La generazione sospesa: i trentenni calabresi tra rassegnazione, rabbia e voglia di futuro (che qui non c'è)
Tra partenze e ritorni, precarietà e orgoglio, c'è un Sud che chiede di non dover più scegliere tra dignità e sopravvivenza. E aspetta il domani in silenzio, tra rassegnazione e orgoglio
Non siamo una generazione perduta. Siamo una generazione in attesa. Non abbiamo perso il treno: ci hanno fatto aspettare su un binario morto, mentre dagli altoparlanti arrivavano parole come “opportunità”, “rilancio”, “futuro”. Tutti termini che, in Calabria, valgono meno di un biglietto obliterato.
Siamo cresciuti con l’idea che lo studio fosse la chiave di tutto. Abbiamo creduto che lauree, master e sacrifici ci avrebbero consegnato un posto nel mondo. Poi ci siamo accorti che il mondo, o almeno quello intorno a noi, non aveva alcuna intenzione di aprirsi. Qui il merito è un sospetto, la competenza un fastidio, la novità un pericolo. In molti ambienti, chi sa è guardato con diffidenza, come se la conoscenza fosse un virus da isolare.
Molti di noi se ne sono andati. Milano, Torino, Londra, Berlino. Non per ambizione, ma per sopravvivenza. Per respirare un’aria diversa, per credere che da qualche parte la parola “futuro” potesse ancora avere un senso. Ma partire non significa liberarsi. Ogni trentenne calabrese che vive lontano porta con sé una nostalgia sporca, fatta di amore e rabbia. Di senso di colpa e di mancanza. Perché andarsene non è mai una vittoria: è una resa travestita da coraggio.
E chi resta, spesso, vive in un limbo. Troppo qualificato per lavorare, troppo stanco per lottare, troppo lucido per illudersi. Vive tra piccoli lavoretti, bandi, concorsi infiniti e promesse di assessori che sorridono solo sotto elezione. È la generazione del “vediamo”, del “aspettiamo che cambi qualcosa”. Una generazione che non è più giovane ma non è ancora riconosciuta come adulta. Una generazione sospesa.
In Calabria, il successo ha cittadinanza solo quando accade altrove. Quando un ragazzo parte e ce la fa, diventa motivo d’orgoglio collettivo: «È uno dei nostri». Ma fino al giorno prima nessuno sapeva chi fosse.

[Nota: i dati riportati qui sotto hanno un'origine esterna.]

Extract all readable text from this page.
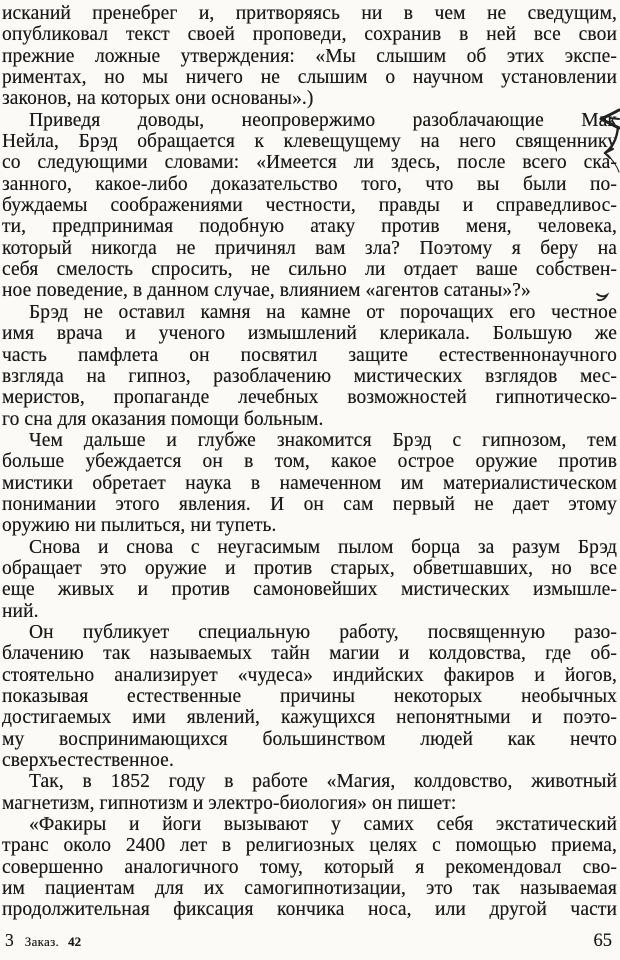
исканий пренебрег и, притворяясь ни в чем не сведущим,
опубликовал текст своей проповеди, сохранив в ней все свои
прежние ложные утверждения: «Мы слышим об этих экспе-
риментах, но мы ничего не слышим о научном установлении
законов, на которых они основаны».)
Приведя доводы, неопровержимо разоблачающие Мак
Нейла, Брэд обращается к клевещущему на него священнику
со следующими словами: «Имеется ли здесь, после всего ска-
занного, какое-либо доказательство того, что вы были по-
буждаемы соображениями честности, правды и справедливос-
ти, предпринимая подобную атаку против меня, человека,
который никогда не причинял вам зла? Поэтому я беру на
себя смелость спросить, не сильно ли отдает ваше собствен-
ное поведение, в данном случае, влиянием «агентов сатаны»?»
Брэд не оставил камня на камне от порочащих его честное
имя врача и ученого измышлений клерикала. Большую же
часть памфлета он посвятил защите естественнонаучного
взгляда на гипноз, разоблачению мистических взглядов мес-
меристов, пропаганде лечебных возможностей гипнотическо-
го сна для оказания помощи больным.
Чем дальше и глубже знакомится Брэд с гипнозом, тем
больше убеждается он в том, какое острое оружие против
мистики обретает наука в намеченном им материалистическом
понимании этого явления. И он сам первый не дает этому
оружию ни пылиться, ни тупеть.
Снова и снова с неугасимым пылом борца за разум Брэд
обращает это оружие и против старых, обветшавших, но все
еще живых и против самоновейших мистических измышле-
ний.
Он публикует специальную работу, посвященную разо-
блачению так называемых тайн магии и колдовства, где об-
стоятельно анализирует «чудеса» индийских факиров и йогов,
показывая естественные причины некоторых необычных
достигаемых ими явлений, кажущихся непонятными и поэто-
му воспринимающихся большинством людей как нечто
сверхъестественное.
Так, в 1852 году в работе «Магия, колдовство, животный
магнетизм, гипнотизм и электро-биология» он пишет:
«Факиры и йоги вызывают у самих себя экстатический
транс около 2400 лет в религиозных целях с помощью приема,
совершенно аналогичного тому, который я рекомендовал сво-
им пациентам для их самогипнотизации, это так называемая
продолжительная фиксация кончика носа, или другой части
3 Заказ. 42	65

È l’ipocrisia di una terra che non premia il talento, ma lo celebra solo quando non dà più fastidio. Qui il genio deve emigrare per essere riconosciuto, e il fallimento si trasforma in una forma di identità. «È la Calabria, cosa vuoi farci?». Questa frase, ripetuta come una preghiera, è la più potente arma di rassegnazione che esista.
Eppure, nonostante tutto, c’è chi resta. Non per mancanza di alternative, ma per scelta. Giovani che aprono librerie indipendenti, cooperative culturali, piccole imprese digitali, scuole di teatro nei paesi spopolati. Sono pochi, spesso soli, ma esistono. Vivono senza padrini, senza partiti, senza grandi mezzi. Eppure ogni giorno seminano futuro in un terreno che tutti dicono arido. Lo fanno con la testardaggine di chi non si rassegna al cliché, di chi vuole dimostrare che la Calabria non è solo cronaca nera o clientelismo, ma anche ostinazione, creatività e voglia di restare umani.
Forse non cambieremo il mondo, ma abbiamo ancora un privilegio: la lucidità.
Sappiamo che la speranza, da sola, non basta. Ma senza speranza non si costruisce nulla. Non chiediamo assistenza, chiediamo diritto di cittadinanza nella modernità. Chiediamo di non dover più scegliere tra la dignità e la sopravvivenza.
La nostra generazione non è pigra, non è svogliata, non è “disinteressata”. È solo stanca di rincorrere promesse. E se oggi non protesta più come un tempo, non è per rassegnazione: è per mancanza di ascolto. Ma la pazienza non è silenzio. È solo la forma civile della rabbia.
C’è un Sud che pensa, crea, resiste e aspetta il suo turno da troppo tempo.
Ed è proprio da lì — da questa generazione sospesa tra genio e resa — che potrebbe arrivare, un giorno, la più imprevista delle rivoluzioni: quella della normalità.